Earlier this week I talked to a friend about my desire to pray more mightily and with faith to do God’s will every day. She knew my schedule and some of the daily demands on my time and asked if I was worried about getting an answer. Yes! We laughed about how funny that seemed.
But I’d recently listened to a devotional by Elder David A. Bednar that flitted by on a YouTube suggestion. Elder Bednar promised that if we change our prayers from checklists for God to queries about how we can best help God accomplish His work that the impact on our lives would be obvious and profound. Elder Bednar’s words reminded me of where I hope to be and how I’ve covenanted to consecrate my life to the Lord.
I felt like I generally ask for and follow the promptings of the Holy Ghost, but this apostolic invitation felt different. And I wanted obvious and profound interactions with the Lord.
So I told my friend I really believed that if I sought and followed the Lord’s will that He would magnify my time. She suggested creating alarms on my phone to remind me throughout the day to be mindful of this goal.

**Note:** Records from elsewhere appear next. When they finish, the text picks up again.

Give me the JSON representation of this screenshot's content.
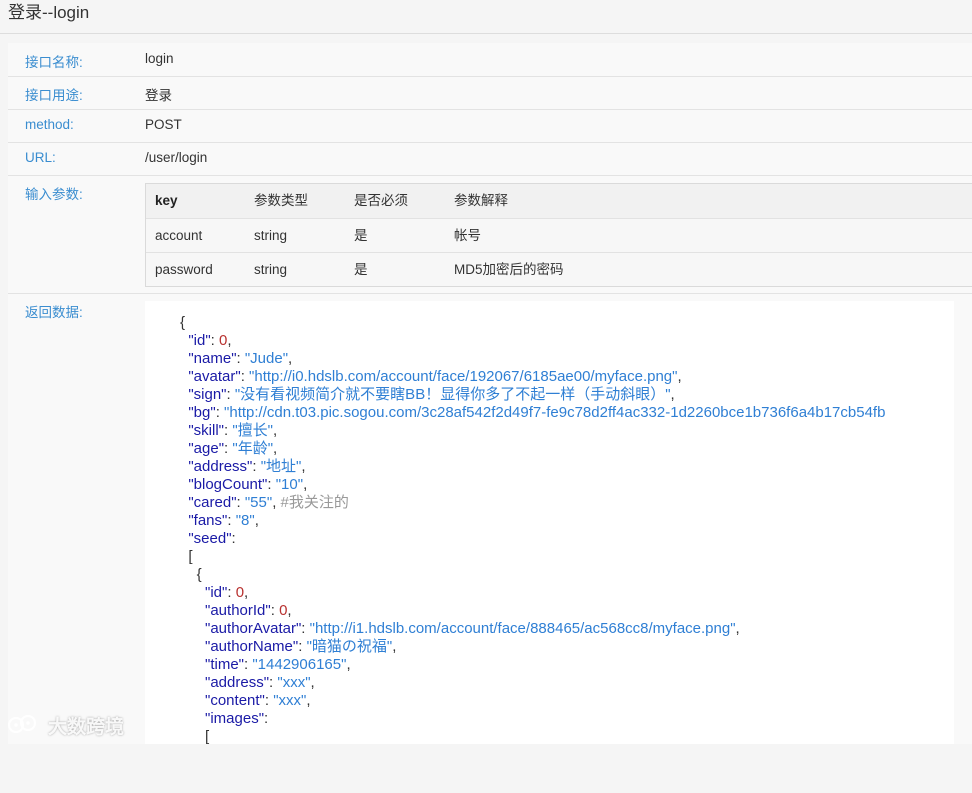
{
  "page": {
    "title": "登录--login"
  },
  "fields": {
    "name": {
      "label": "接口名称:",
      "value": "login"
    },
    "purpose": {
      "label": "接口用途:",
      "value": "登录"
    },
    "method": {
      "label": "method:",
      "value": "POST"
    },
    "url": {
      "label": "URL:",
      "value": "/user/login"
    }
  },
  "params": {
    "label": "输入参数:",
    "headers": [
      "key",
      "参数类型",
      "是否必须",
      "参数解释"
    ],
    "rows": [
      [
        "account",
        "string",
        "是",
        "帐号"
      ],
      [
        "password",
        "string",
        "是",
        "MD5加密后的密码"
      ]
    ]
  },
  "response": {
    "label": "返回数据:",
    "lines": [
      [
        [
          "p",
          "{"
        ]
      ],
      [
        [
          "p",
          "  "
        ],
        [
          "k",
          "\"id\""
        ],
        [
          "p",
          ": "
        ],
        [
          "n",
          "0"
        ],
        [
          "p",
          ","
        ]
      ],
      [
        [
          "p",
          "  "
        ],
        [
          "k",
          "\"name\""
        ],
        [
          "p",
          ": "
        ],
        [
          "s",
          "\"Jude\""
        ],
        [
          "p",
          ","
        ]
      ],
      [
        [
          "p",
          "  "
        ],
        [
          "k",
          "\"avatar\""
        ],
        [
          "p",
          ": "
        ],
        [
          "s",
          "\"http://i0.hdslb.com/account/face/192067/6185ae00/myface.png\""
        ],
        [
          "p",
          ","
        ]
      ],
      [
        [
          "p",
          "  "
        ],
        [
          "k",
          "\"sign\""
        ],
        [
          "p",
          ": "
        ],
        [
          "s",
          "\"没有看视频简介就不要瞎BB！显得你多了不起一样（手动斜眼）\""
        ],
        [
          "p",
          ","
        ]
      ],
      [
        [
          "p",
          "  "
        ],
        [
          "k",
          "\"bg\""
        ],
        [
          "p",
          ": "
        ],
        [
          "s",
          "\"http://cdn.t03.pic.sogou.com/3c28af542f2d49f7-fe9c78d2ff4ac332-1d2260bce1b736f6a4b17cb54fb"
        ]
      ],
      [
        [
          "p",
          "  "
        ],
        [
          "k",
          "\"skill\""
        ],
        [
          "p",
          ": "
        ],
        [
          "s",
          "\"擅长\""
        ],
        [
          "p",
          ","
        ]
      ],
      [
        [
          "p",
          "  "
        ],
        [
          "k",
          "\"age\""
        ],
        [
          "p",
          ": "
        ],
        [
          "s",
          "\"年龄\""
        ],
        [
          "p",
          ","
        ]
      ],
      [
        [
          "p",
          "  "
        ],
        [
          "k",
          "\"address\""
        ],
        [
          "p",
          ": "
        ],
        [
          "s",
          "\"地址\""
        ],
        [
          "p",
          ","
        ]
      ],
      [
        [
          "p",
          "  "
        ],
        [
          "k",
          "\"blogCount\""
        ],
        [
          "p",
          ": "
        ],
        [
          "s",
          "\"10\""
        ],
        [
          "p",
          ","
        ]
      ],
      [
        [
          "p",
          "  "
        ],
        [
          "k",
          "\"cared\""
        ],
        [
          "p",
          ": "
        ],
        [
          "s",
          "\"55\""
        ],
        [
          "p",
          ", "
        ],
        [
          "c",
          "#我关注的"
        ]
      ],
      [
        [
          "p",
          "  "
        ],
        [
          "k",
          "\"fans\""
        ],
        [
          "p",
          ": "
        ],
        [
          "s",
          "\"8\""
        ],
        [
          "p",
          ","
        ]
      ],
      [
        [
          "p",
          "  "
        ],
        [
          "k",
          "\"seed\""
        ],
        [
          "p",
          ":"
        ]
      ],
      [
        [
          "p",
          "  ["
        ]
      ],
      [
        [
          "p",
          "    {"
        ]
      ],
      [
        [
          "p",
          "      "
        ],
        [
          "k",
          "\"id\""
        ],
        [
          "p",
          ": "
        ],
        [
          "n",
          "0"
        ],
        [
          "p",
          ","
        ]
      ],
      [
        [
          "p",
          "      "
        ],
        [
          "k",
          "\"authorId\""
        ],
        [
          "p",
          ": "
        ],
        [
          "n",
          "0"
        ],
        [
          "p",
          ","
        ]
      ],
      [
        [
          "p",
          "      "
        ],
        [
          "k",
          "\"authorAvatar\""
        ],
        [
          "p",
          ": "
        ],
        [
          "s",
          "\"http://i1.hdslb.com/account/face/888465/ac568cc8/myface.png\""
        ],
        [
          "p",
          ","
        ]
      ],
      [
        [
          "p",
          "      "
        ],
        [
          "k",
          "\"authorName\""
        ],
        [
          "p",
          ": "
        ],
        [
          "s",
          "\"暗猫の祝福\""
        ],
        [
          "p",
          ","
        ]
      ],
      [
        [
          "p",
          "      "
        ],
        [
          "k",
          "\"time\""
        ],
        [
          "p",
          ": "
        ],
        [
          "s",
          "\"1442906165\""
        ],
        [
          "p",
          ","
        ]
      ],
      [
        [
          "p",
          "      "
        ],
        [
          "k",
          "\"address\""
        ],
        [
          "p",
          ": "
        ],
        [
          "s",
          "\"xxx\""
        ],
        [
          "p",
          ","
        ]
      ],
      [
        [
          "p",
          "      "
        ],
        [
          "k",
          "\"content\""
        ],
        [
          "p",
          ": "
        ],
        [
          "s",
          "\"xxx\""
        ],
        [
          "p",
          ","
        ]
      ],
      [
        [
          "p",
          "      "
        ],
        [
          "k",
          "\"images\""
        ],
        [
          "p",
          ":"
        ]
      ],
      [
        [
          "p",
          "      ["
        ]
      ]
    ]
  },
  "watermark": {
    "text": "大数跨境",
    "icon": "logo-icon"
  },
  "colors": {
    "label": "#3a8dd0",
    "key": "#1a1aa6",
    "string": "#2f7fd4",
    "number": "#b8312f",
    "comment": "#999999"
  }
}
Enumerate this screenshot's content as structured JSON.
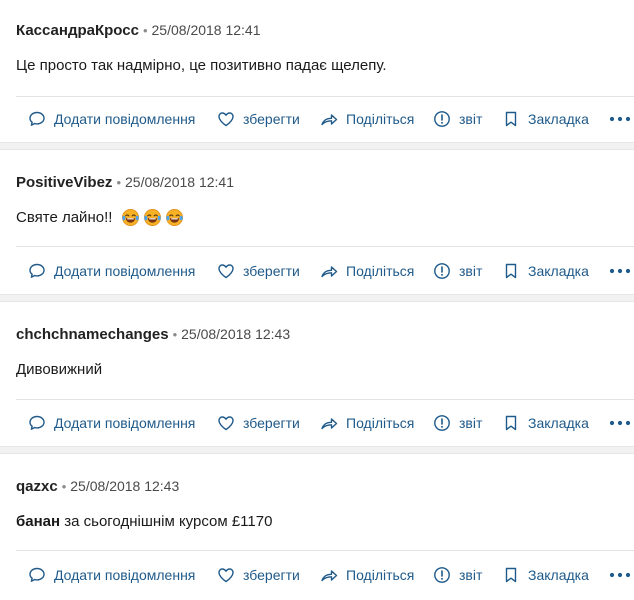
{
  "ui": {
    "dot": "•",
    "colors": {
      "action_blue": "#1f5a8a",
      "separator_gray": "#f2f2f2"
    },
    "actions": {
      "add_comment": "Додати повідомлення",
      "save": "зберегти",
      "share": "Поділіться",
      "report": "звіт",
      "bookmark": "Закладка"
    },
    "action_icons": [
      "speech-bubble-icon",
      "heart-icon",
      "share-arrow-icon",
      "info-circle-icon",
      "bookmark-icon",
      "more-dots-icon"
    ]
  },
  "comments": [
    {
      "author": "КассандраКросс",
      "timestamp": "25/08/2018 12:41",
      "text": "Це просто так надмірно, це позитивно падає щелепу."
    },
    {
      "author": "PositiveVibez",
      "timestamp": "25/08/2018 12:41",
      "text": "Святе лайно!!",
      "emojis": [
        "laughing-crying-emoji",
        "laughing-crying-emoji",
        "laughing-crying-emoji"
      ]
    },
    {
      "author": "chchchnamechanges",
      "timestamp": "25/08/2018 12:43",
      "text": "Дивовижний"
    },
    {
      "author": "qazxc",
      "timestamp": "25/08/2018 12:43",
      "text_bold": "банан",
      "text_rest": " за сьогоднішнім курсом £1170"
    }
  ]
}
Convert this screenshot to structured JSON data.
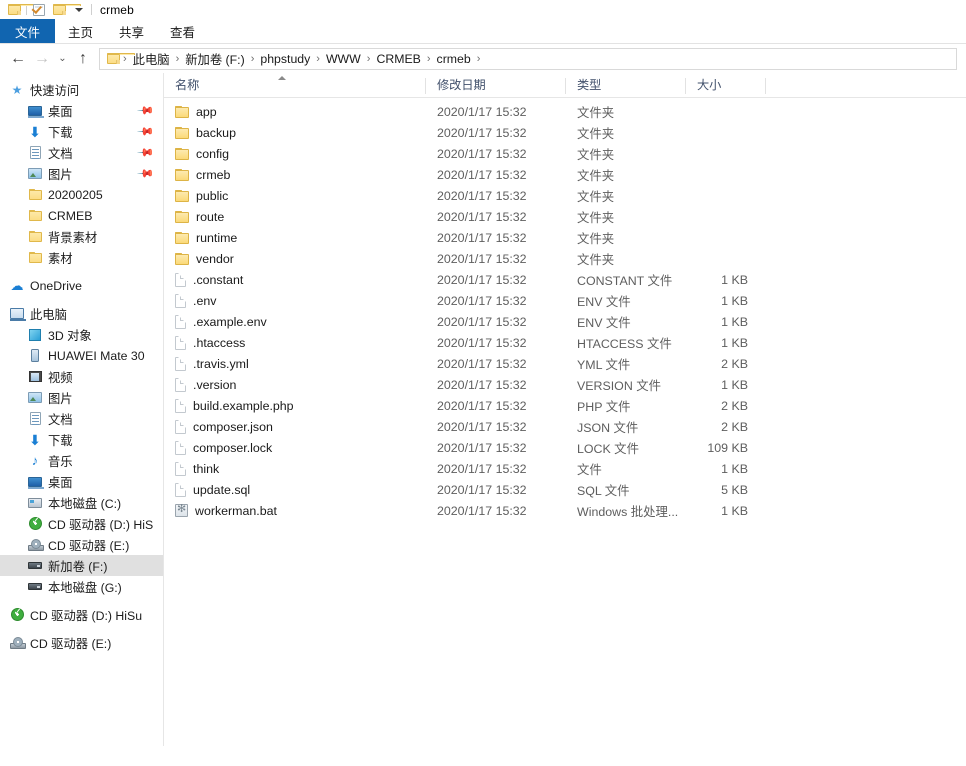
{
  "titlebar": {
    "title": "crmeb",
    "icons": [
      "folder-icon",
      "properties-icon",
      "new-folder-icon",
      "customize-dropdown-icon"
    ]
  },
  "ribbon": {
    "tabs": [
      {
        "label": "文件",
        "active": true
      },
      {
        "label": "主页",
        "active": false
      },
      {
        "label": "共享",
        "active": false
      },
      {
        "label": "查看",
        "active": false
      }
    ],
    "accent_color": "#1165b0"
  },
  "address": {
    "nav": {
      "back": "←",
      "forward": "→",
      "recent": "⌄",
      "up": "↑"
    },
    "crumbs": [
      "此电脑",
      "新加卷 (F:)",
      "phpstudy",
      "WWW",
      "CRMEB",
      "crmeb"
    ],
    "separator": "›"
  },
  "sidebar": {
    "groups": [
      {
        "header": {
          "label": "快速访问",
          "icon": "star-pin-icon",
          "level": 0
        },
        "items": [
          {
            "label": "桌面",
            "icon": "desktop-icon",
            "level": 1,
            "pinned": true
          },
          {
            "label": "下载",
            "icon": "download-icon",
            "level": 1,
            "pinned": true
          },
          {
            "label": "文档",
            "icon": "documents-icon",
            "level": 1,
            "pinned": true
          },
          {
            "label": "图片",
            "icon": "pictures-icon",
            "level": 1,
            "pinned": true
          },
          {
            "label": "20200205",
            "icon": "folder-icon",
            "level": 1,
            "pinned": false
          },
          {
            "label": "CRMEB",
            "icon": "folder-icon",
            "level": 1,
            "pinned": false
          },
          {
            "label": "背景素材",
            "icon": "folder-icon",
            "level": 1,
            "pinned": false
          },
          {
            "label": "素材",
            "icon": "folder-icon",
            "level": 1,
            "pinned": false
          }
        ]
      },
      {
        "header": {
          "label": "OneDrive",
          "icon": "cloud-icon",
          "level": 0
        },
        "items": []
      },
      {
        "header": {
          "label": "此电脑",
          "icon": "this-pc-icon",
          "level": 0
        },
        "items": [
          {
            "label": "3D 对象",
            "icon": "3d-objects-icon",
            "level": 1,
            "selected": false
          },
          {
            "label": "HUAWEI Mate 30",
            "icon": "phone-icon",
            "level": 1,
            "selected": false
          },
          {
            "label": "视频",
            "icon": "videos-icon",
            "level": 1,
            "selected": false
          },
          {
            "label": "图片",
            "icon": "pictures-icon",
            "level": 1,
            "selected": false
          },
          {
            "label": "文档",
            "icon": "documents-icon",
            "level": 1,
            "selected": false
          },
          {
            "label": "下载",
            "icon": "download-icon",
            "level": 1,
            "selected": false
          },
          {
            "label": "音乐",
            "icon": "music-icon",
            "level": 1,
            "selected": false
          },
          {
            "label": "桌面",
            "icon": "desktop-icon",
            "level": 1,
            "selected": false
          },
          {
            "label": "本地磁盘 (C:)",
            "icon": "hard-disk-icon",
            "level": 1,
            "selected": false
          },
          {
            "label": "CD 驱动器 (D:) HiS",
            "icon": "cd-drive-green-icon",
            "level": 1,
            "selected": false
          },
          {
            "label": "CD 驱动器 (E:)",
            "icon": "cd-drive-icon",
            "level": 1,
            "selected": false
          },
          {
            "label": "新加卷 (F:)",
            "icon": "volume-icon",
            "level": 1,
            "selected": true
          },
          {
            "label": "本地磁盘 (G:)",
            "icon": "volume-icon",
            "level": 1,
            "selected": false
          }
        ]
      },
      {
        "header": {
          "label": "CD 驱动器 (D:) HiSu",
          "icon": "cd-drive-green-icon",
          "level": 0
        },
        "items": []
      },
      {
        "header": {
          "label": "CD 驱动器 (E:)",
          "icon": "cd-drive-icon",
          "level": 0
        },
        "items": []
      }
    ],
    "selected_highlight": "#e0e0e0"
  },
  "filelist": {
    "columns": [
      {
        "label": "名称",
        "sorted": "asc"
      },
      {
        "label": "修改日期",
        "sorted": ""
      },
      {
        "label": "类型",
        "sorted": ""
      },
      {
        "label": "大小",
        "sorted": ""
      }
    ],
    "rows": [
      {
        "name": "app",
        "date": "2020/1/17 15:32",
        "type": "文件夹",
        "size": "",
        "icon": "folder-icon"
      },
      {
        "name": "backup",
        "date": "2020/1/17 15:32",
        "type": "文件夹",
        "size": "",
        "icon": "folder-icon"
      },
      {
        "name": "config",
        "date": "2020/1/17 15:32",
        "type": "文件夹",
        "size": "",
        "icon": "folder-icon"
      },
      {
        "name": "crmeb",
        "date": "2020/1/17 15:32",
        "type": "文件夹",
        "size": "",
        "icon": "folder-icon"
      },
      {
        "name": "public",
        "date": "2020/1/17 15:32",
        "type": "文件夹",
        "size": "",
        "icon": "folder-icon"
      },
      {
        "name": "route",
        "date": "2020/1/17 15:32",
        "type": "文件夹",
        "size": "",
        "icon": "folder-icon"
      },
      {
        "name": "runtime",
        "date": "2020/1/17 15:32",
        "type": "文件夹",
        "size": "",
        "icon": "folder-icon"
      },
      {
        "name": "vendor",
        "date": "2020/1/17 15:32",
        "type": "文件夹",
        "size": "",
        "icon": "folder-icon"
      },
      {
        "name": ".constant",
        "date": "2020/1/17 15:32",
        "type": "CONSTANT 文件",
        "size": "1 KB",
        "icon": "file-icon"
      },
      {
        "name": ".env",
        "date": "2020/1/17 15:32",
        "type": "ENV 文件",
        "size": "1 KB",
        "icon": "file-icon"
      },
      {
        "name": ".example.env",
        "date": "2020/1/17 15:32",
        "type": "ENV 文件",
        "size": "1 KB",
        "icon": "file-icon"
      },
      {
        "name": ".htaccess",
        "date": "2020/1/17 15:32",
        "type": "HTACCESS 文件",
        "size": "1 KB",
        "icon": "file-icon"
      },
      {
        "name": ".travis.yml",
        "date": "2020/1/17 15:32",
        "type": "YML 文件",
        "size": "2 KB",
        "icon": "file-icon"
      },
      {
        "name": ".version",
        "date": "2020/1/17 15:32",
        "type": "VERSION 文件",
        "size": "1 KB",
        "icon": "file-icon"
      },
      {
        "name": "build.example.php",
        "date": "2020/1/17 15:32",
        "type": "PHP 文件",
        "size": "2 KB",
        "icon": "file-icon"
      },
      {
        "name": "composer.json",
        "date": "2020/1/17 15:32",
        "type": "JSON 文件",
        "size": "2 KB",
        "icon": "file-icon"
      },
      {
        "name": "composer.lock",
        "date": "2020/1/17 15:32",
        "type": "LOCK 文件",
        "size": "109 KB",
        "icon": "file-icon"
      },
      {
        "name": "think",
        "date": "2020/1/17 15:32",
        "type": "文件",
        "size": "1 KB",
        "icon": "file-icon"
      },
      {
        "name": "update.sql",
        "date": "2020/1/17 15:32",
        "type": "SQL 文件",
        "size": "5 KB",
        "icon": "file-icon"
      },
      {
        "name": "workerman.bat",
        "date": "2020/1/17 15:32",
        "type": "Windows 批处理...",
        "size": "1 KB",
        "icon": "bat-file-icon"
      }
    ]
  }
}
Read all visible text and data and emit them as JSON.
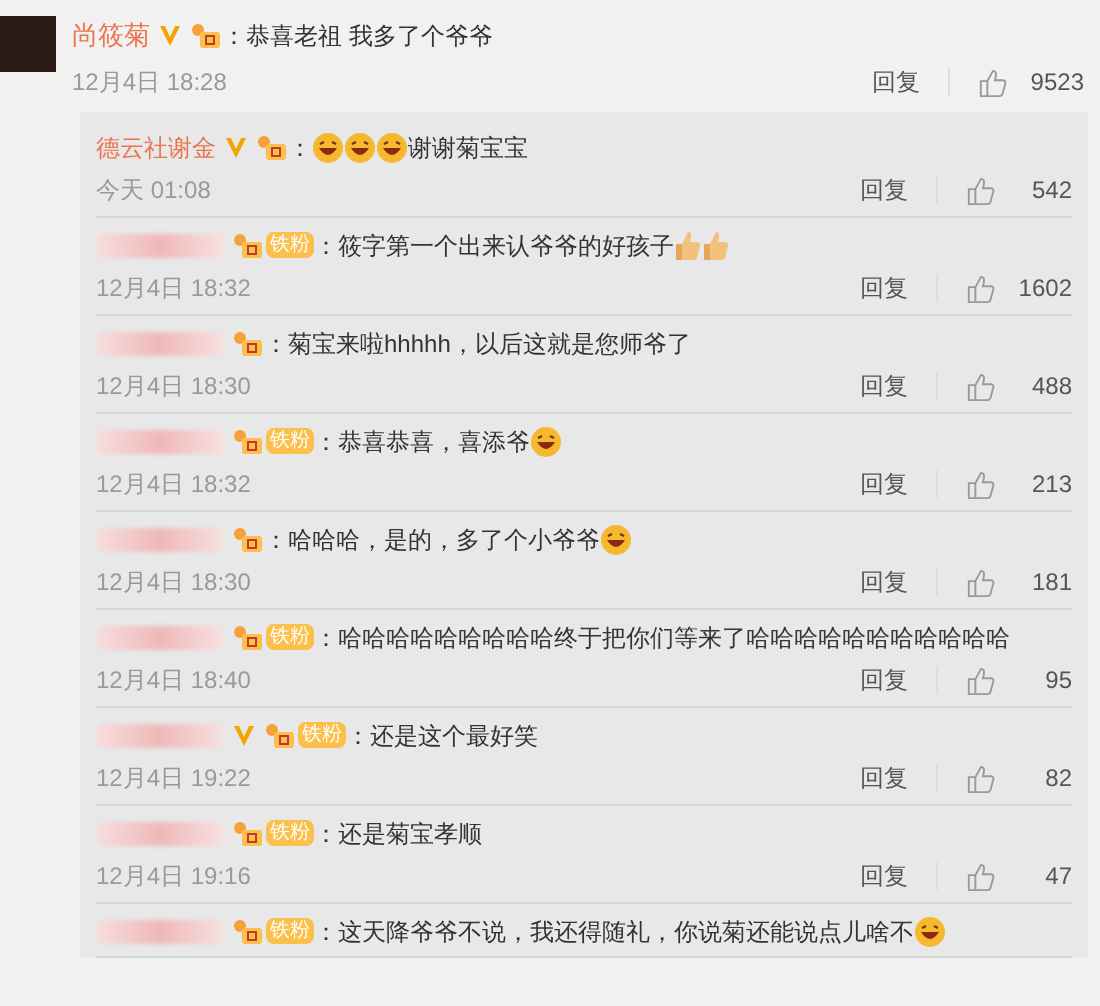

Applying the Goal at the Car Wash
The week progressed well. I asked in my morning prayers what the Lord would have me do. I followed the promptings received then and throughout the day. Some days my time felt more magnified than others, but I persisted.
This morning, through my groggy brain fog I didn’t have an exceptionally mighty prayer or receive any directions. I dressed to attend the temple. I actually was ready to go a few minutes earlier than usual. So I planned to do one initiatory ordinance, if possible, before the endowment session. As I pulled onto the road, the prompting came—wash your truck. I knew my FJ needed washing and responded, Great idea! I’ll do that after the temple. I was so pleased that part of God’s plan was for me to wash the truck. haha.
Before you go to the temple.
Huh? I looked at the time. I’d left a couple of minutes early. The car wash place was on my way if I drove a different route than my usual route. As I approached the car wash, I surveyed the scene. No line.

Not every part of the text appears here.